Article:

Heading to IPO

Six reasons to go public.

Initial public offerings (IPOs) garner a lot of headlines, but actually make up a small proportion of business exits, as they are available only to businesses of sufficient scale and sophistication to meet the qualifying criteria and exposure to the rules and discipline of public ownership. The number of market-ready firms in Ireland therefore is generally quite small - maybe up to 25 companies a year, with perhaps five ultimately taking the steps to go public.

Notwithstanding those small numbers, an IPO is the best way to create wealth for shareholders and scale for stakeholders. The prospect of a highly lucrative exit is naturally attractive for entrepreneurs. But the benefits of going public are not limited to the financial pay-out it can achieve. An IPO brings many structural benefits for a business: the preparation itself is a long-term investment in sound management and financial practices, while life as a public company imposes value-enhancing discipline on the whole organisation from top to bottom. A successful IPO can be a significant milestone in transforming a company’s ability to drive future growth.

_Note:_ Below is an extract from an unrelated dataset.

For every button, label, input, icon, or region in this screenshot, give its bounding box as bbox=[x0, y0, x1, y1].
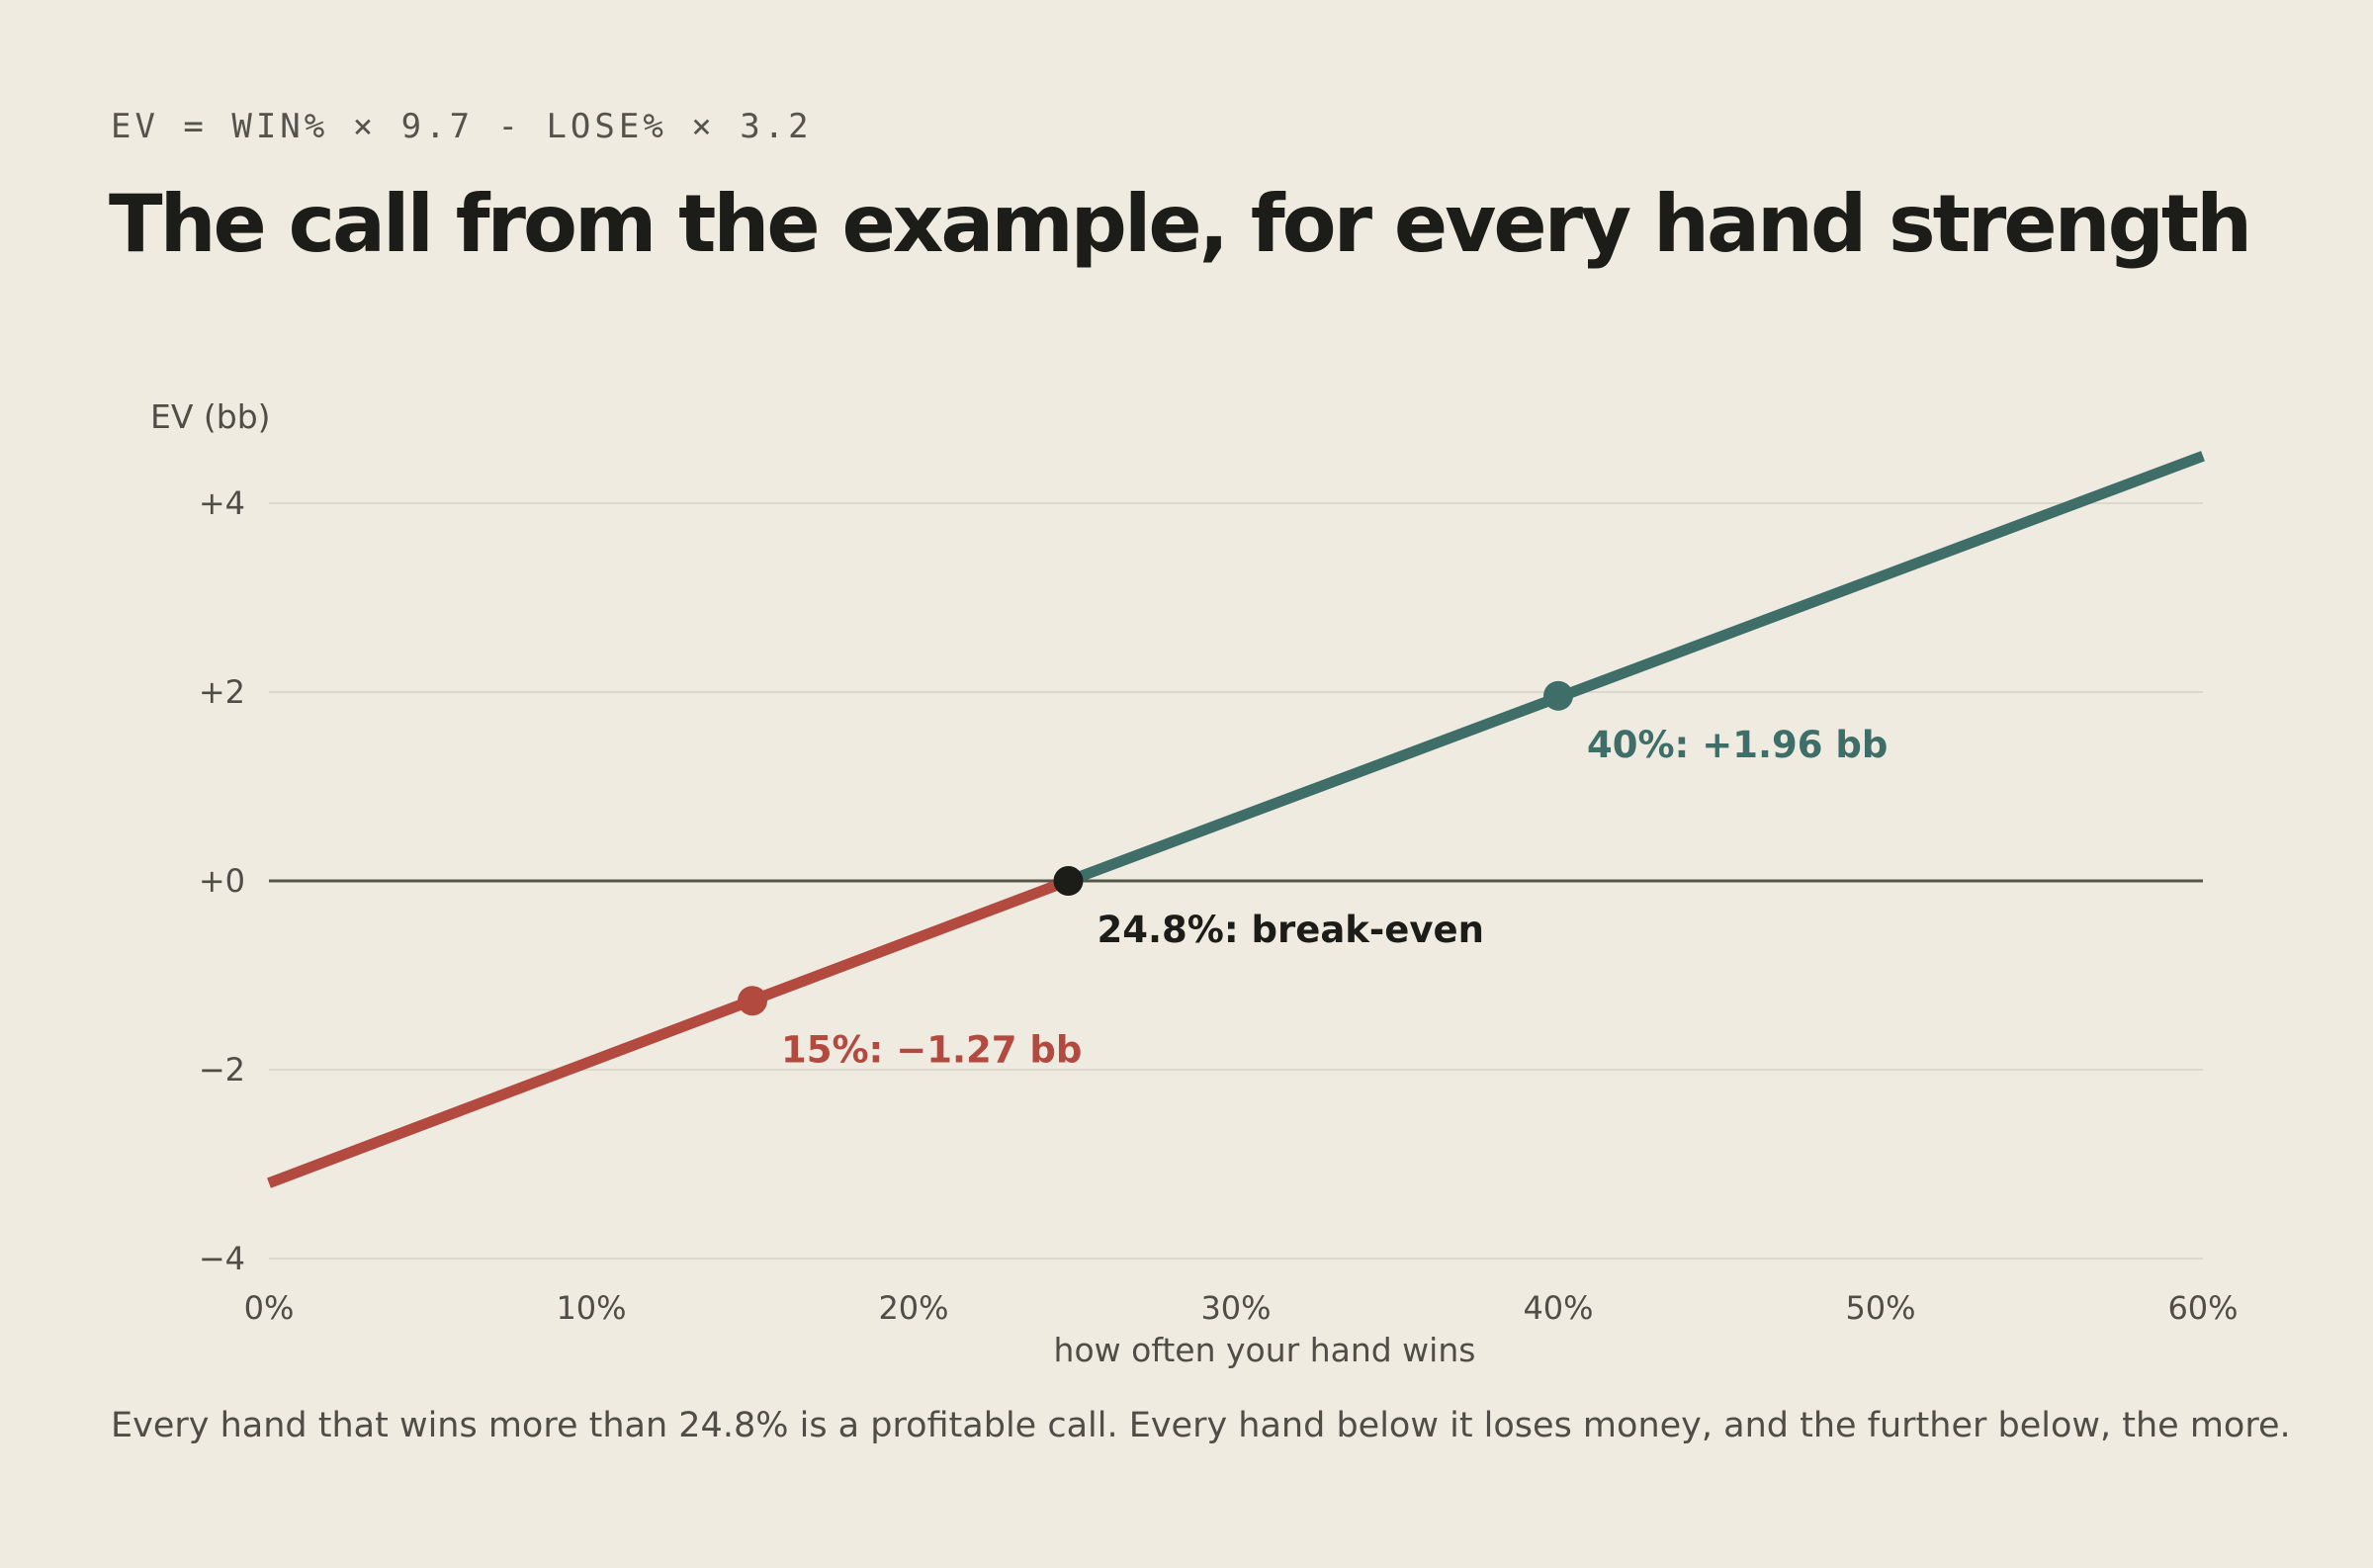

In practical terms, the reasons for exiting via IPO come under the following headings:

  1. Liquidity for owners: a key driver of IPOs, as with any exit, is to create a so-called ‘liquidity event’ that pays cash to the owners and investors of a business. This has the effect of de-risking ownership and providing the liquid funds to diversify wealth.
  2. Ongoing source of capital: the main reason companies go public is access to capital from a wide pool of potential investors. That diversifies funding options for the business and provides successive exit points for investors or owners who wish to reduce exposure over time.
  3. Acquisition currency: new capital can be deployed in a variety of ways: for example, to fund growth and acquisitions or to break into new markets.
  4. Credibility with banks: public companies tend to improve their bank facilities after listing, meaning more financial firepower to drive growth.
  5. Visibility with customers and suppliers: these benefits can help a business grow, achieve better pricing, source new funding, or exploit opportunities.
  6. Incentives for staff: the ability to attract and reward employees with liquid shares is also a top consideration for companies in the war for talent and growth.

Structuring the offer

How the offer is structured will have a significant impact on the personal outcomes of the business owner and other investors, as well as the company itself. Key decisions on shareholder structure must be made early in the process but will have long term consequences on shareholder value and future sell-down opportunities.

A minimum 25% free float is a standard starting point to balance liquidity and investor allocations. Depending on the size of the company, this should allow for sufficient trading in the shares for investors who want to sell more into the market later. Getting the right mix between primary issuance (new money) and secondary trading (sell-down) will help retain the value of continued shareholding while making cumulative share sales financially attractive.

Pitching the valuation at the right level is a similar balancing act. ‘Leave a little for the next guy’ is a good rule of thumb. A successful IPO doesn’t just make money for the original owners and investors but creates an attractive investment opportunity for the next round of investors. After all, that’s where the exit pay-off is coming from.